Collision insurance can be a valuable tool for drivers who may be at risk for uninsured motorists (UMS) claims. In this article, we’ll discuss the ins and outs of collision insurance, and whether or not it covers UMS claims.
What is Uninsured Motorist Coverage?
Uninsured motorist coverage is a type of insurance that provides protection for you and your passengers in the event that you are involved in an accident with an uninsured driver. This coverage can help to pay for injuries or damage that you may cause to the other vehicle, as well as any medical expenses that the other driver may incur.
How Does Collision Insurance Work?
Collision insurance covers damage to a car caused by another driver who is uninsured or not at fault. It can help pay for repairs, replacement costs, and lost wages if you’re injured in a car crash.
The type of coverage you need depends on the value of your vehicle and your state’s requirements. The minimum required coverage varies by state, but typically includes $10,000 for property damage, $25,000 for injury and death, and $50,000 for both injuries and death.
If you’re involved in a car crash that results in serious injury or death, make sure to speak with an attorney about your rights and options. Collision insurance doesn’t always cover everything that’s wrong with your car after a wreck, so it’s important to have an idea of what potential claims could be made against you.
When Is Coverage Recommended?
When you purchase collision insurance, you are generally required to maintain the policy until your car is written off or the policy expires. However, there are a few instances when you may want to consider dropping coverage before your policy expires.
If you know that you will never contact the at-fault driver, then dropping coverage prior to the policy expiration may be a good decision. If you do contact the at-fault driver, and they have insurance that covers uninsured motorist (UM) damage, then your policy may not cover any of the damage.
If you have children in the car who are not covered by your own collision insurance, then dropping coverage prior to the policy expiration may be a good decision. If an uninsured motorist damages your car while your children are in the car, your children may not be able to receive personal injury protection (PIP) from their own collision insurance policy. In some cases, PIP can provide a lifetime benefit for injuries suffered as a result of a car accident.
It is important to consult with an insurance agent or broker before making any decisions about whether or not to drop coverage prior to the policy expiration.

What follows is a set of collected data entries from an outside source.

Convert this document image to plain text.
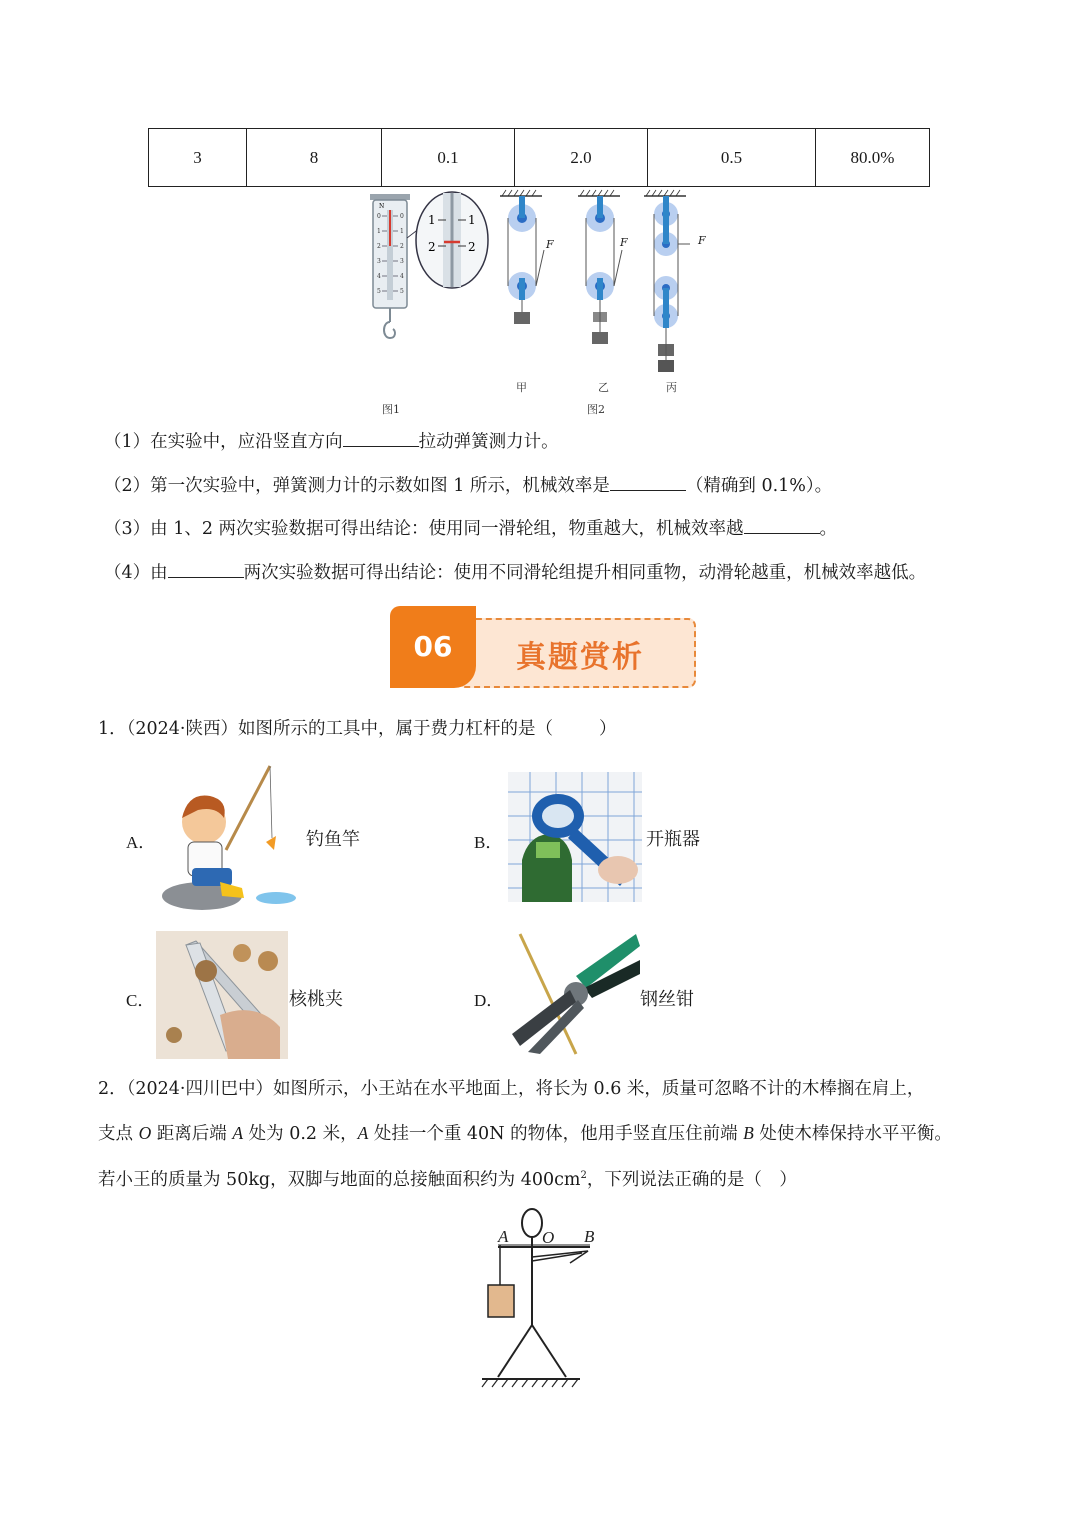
3	8	0.1	2.0	0.5	80.0%
N
0
1
2
3
4
5
0
1
2
3
4
5
1
2
1
2	F	F	F
甲	乙	丙
图1	图2
（1）在实验中，应沿竖直方向	拉动弹簧测力计。
（2）第一次实验中，弹簧测力计的示数如图 1 所示，机械效率是	（精确到 0.1%）。
（3）由 1、2 两次实验数据可得出结论：使用同一滑轮组，物重越大，机械效率越	。
（4）由	两次实验数据可得出结论：使用不同滑轮组提升相同重物，动滑轮越重，机械效率越低。
06	真题赏析
1．（2024·陕西）如图所示的工具中，属于费力杠杆的是（	）
A．	钓鱼竿	B．	开瓶器
C．	核桃夹	D．	钢丝钳
2．（2024·四川巴中）如图所示，小王站在水平地面上，将长为 0.6 米，质量可忽略不计的木棒搁在肩上，
支点 O 距离后端 A 处为 0.2 米，A 处挂一个重 40N 的物体，他用手竖直压住前端 B 处使木棒保持水平平衡。
若小王的质量为 50kg，双脚与地面的总接触面积约为 $400cm^2$，下列说法正确的是（　）
A O B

What if I’m Uninsured and Get In a Car Accident?
If you’re involved in a car accident and the other driver is uninsured, your policy may not cover you. You may be able to recover damages from the at-fault driver, but don’t expect to be fully reimbursed for your injuries or losses. Here are some things to keep in mind if you’re uninsured and get into a car accident:
1. Make sure you have comprehensive auto insurance. This will cover you regardless of who’s at fault in the accident.
2. If you’re injured in the accident, don’t wait to see a doctor. Get treatment for your injuries as soon as possible so you can start recovering and minimize your financial damages.
3. If you have property damage in the accident, make sure to take pictures of the damage and document it with receipts or other documents. This will help prove your case if there is an insurance dispute.
4. If the at-fault driver doesn’t have insurance, don’t expect them to pay for all of your damages or costs related to the accident. You may be able to sue them for money damages or seek reimbursement for any medical expenses or lost wages that you incurred as a result of the accident.
If you have uninsured motorist coverage, your car insurance policy will likely cover any damages that occur as a result of an uninsured driver hitting your vehicle. Make sure to read your policy carefully so that you are aware of what is covered and what isn’t.